Virtually no vegetable of daily use was available for less than Rs100 - or more than four times the regular rates - as supplies to the wholesale markets of Agriculture Produce Marketing Committee (APMC) at Vashi in Navi Mumbai dropped to a trickle on the third day of the indefinite strike.
Leading activist Mohan Gurnani, a former president of the powerful Federation of Associations of Maharashtra (FAM), said that against the daily average of 600 trucks, the supplies had fallen to less than 10% - or around 50 trucks a day since Tuesday.
"The agents have been left with no option. Though the strike has hit the farmers, commission agents (arhatiyas), retailers and consumers, the government move would actually benefit the big companies engaged in agro-marketing," Gurnani said.
The Maharashtra government promulgated an Ordinance on Tuesday amending the APMC Act, 1963, deregulating vegetables and fruits, to enable farmers get better remuneration and consumers cheaper produce.
Simultaneously, the government made efforts to procure adequate supplies from different parts of the state to cater to the demand in Mumbai, Thane, Navi Mumbai and other areas where prices have hit the roof.

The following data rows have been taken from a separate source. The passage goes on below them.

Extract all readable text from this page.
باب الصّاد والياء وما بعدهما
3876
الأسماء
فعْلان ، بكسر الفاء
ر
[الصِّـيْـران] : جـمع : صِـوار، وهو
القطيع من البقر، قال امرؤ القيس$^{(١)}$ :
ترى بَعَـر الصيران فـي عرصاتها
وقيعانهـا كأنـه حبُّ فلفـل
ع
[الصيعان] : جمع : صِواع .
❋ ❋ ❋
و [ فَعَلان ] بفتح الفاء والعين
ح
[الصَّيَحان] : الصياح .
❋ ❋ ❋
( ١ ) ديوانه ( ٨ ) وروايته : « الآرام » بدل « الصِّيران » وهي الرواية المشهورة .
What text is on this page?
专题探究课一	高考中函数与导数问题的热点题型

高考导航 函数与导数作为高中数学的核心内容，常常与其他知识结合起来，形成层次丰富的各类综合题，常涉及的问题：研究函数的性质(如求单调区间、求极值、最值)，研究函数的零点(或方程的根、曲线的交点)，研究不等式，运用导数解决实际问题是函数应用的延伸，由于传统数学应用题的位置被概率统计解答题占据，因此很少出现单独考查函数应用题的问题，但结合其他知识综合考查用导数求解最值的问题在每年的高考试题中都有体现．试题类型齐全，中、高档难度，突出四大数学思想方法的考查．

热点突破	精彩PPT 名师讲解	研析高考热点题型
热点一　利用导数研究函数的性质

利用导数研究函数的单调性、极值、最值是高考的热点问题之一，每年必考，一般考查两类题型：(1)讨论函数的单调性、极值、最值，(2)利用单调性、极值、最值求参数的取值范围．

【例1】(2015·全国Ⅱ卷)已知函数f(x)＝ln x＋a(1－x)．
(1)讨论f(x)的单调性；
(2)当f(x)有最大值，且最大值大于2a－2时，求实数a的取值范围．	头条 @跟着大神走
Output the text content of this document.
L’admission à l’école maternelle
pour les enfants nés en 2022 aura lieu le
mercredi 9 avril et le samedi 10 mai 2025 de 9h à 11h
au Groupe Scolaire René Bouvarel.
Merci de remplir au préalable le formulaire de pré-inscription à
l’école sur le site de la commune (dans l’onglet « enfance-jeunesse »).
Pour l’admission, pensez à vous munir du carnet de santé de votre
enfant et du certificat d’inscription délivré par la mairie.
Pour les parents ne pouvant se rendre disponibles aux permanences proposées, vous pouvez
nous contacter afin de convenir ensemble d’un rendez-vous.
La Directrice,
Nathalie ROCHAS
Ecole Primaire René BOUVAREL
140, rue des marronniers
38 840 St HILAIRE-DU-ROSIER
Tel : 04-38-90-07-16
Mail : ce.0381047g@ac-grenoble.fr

Associations of hoteliers and restaurants toyed with the idea of dropping most vegetables from their menus if the situation failed to improve soon.
Non-vegetarians too were hit hard as prices of chicken, mutton, fish and eggs shot up: eggs from Rs50 to Rs100 a dozen.
The representatives of commission agents have been called for a meeting by the government in an effort to sort out their grievances, mainly pertaining to the move to stop them charging eight percent commission from farmers.
Since commission is the only source of their earnings, the 'arhatiyas' and wholesalers have gone on a protest strike.
In some parts of Mumbai, tomatoes sold at Rs180 a kg, cucumber and brinjals at Rs120 a kg, capsicum at Rs110 a kg, and cauliflowers and cabbages at Rs150 a kg.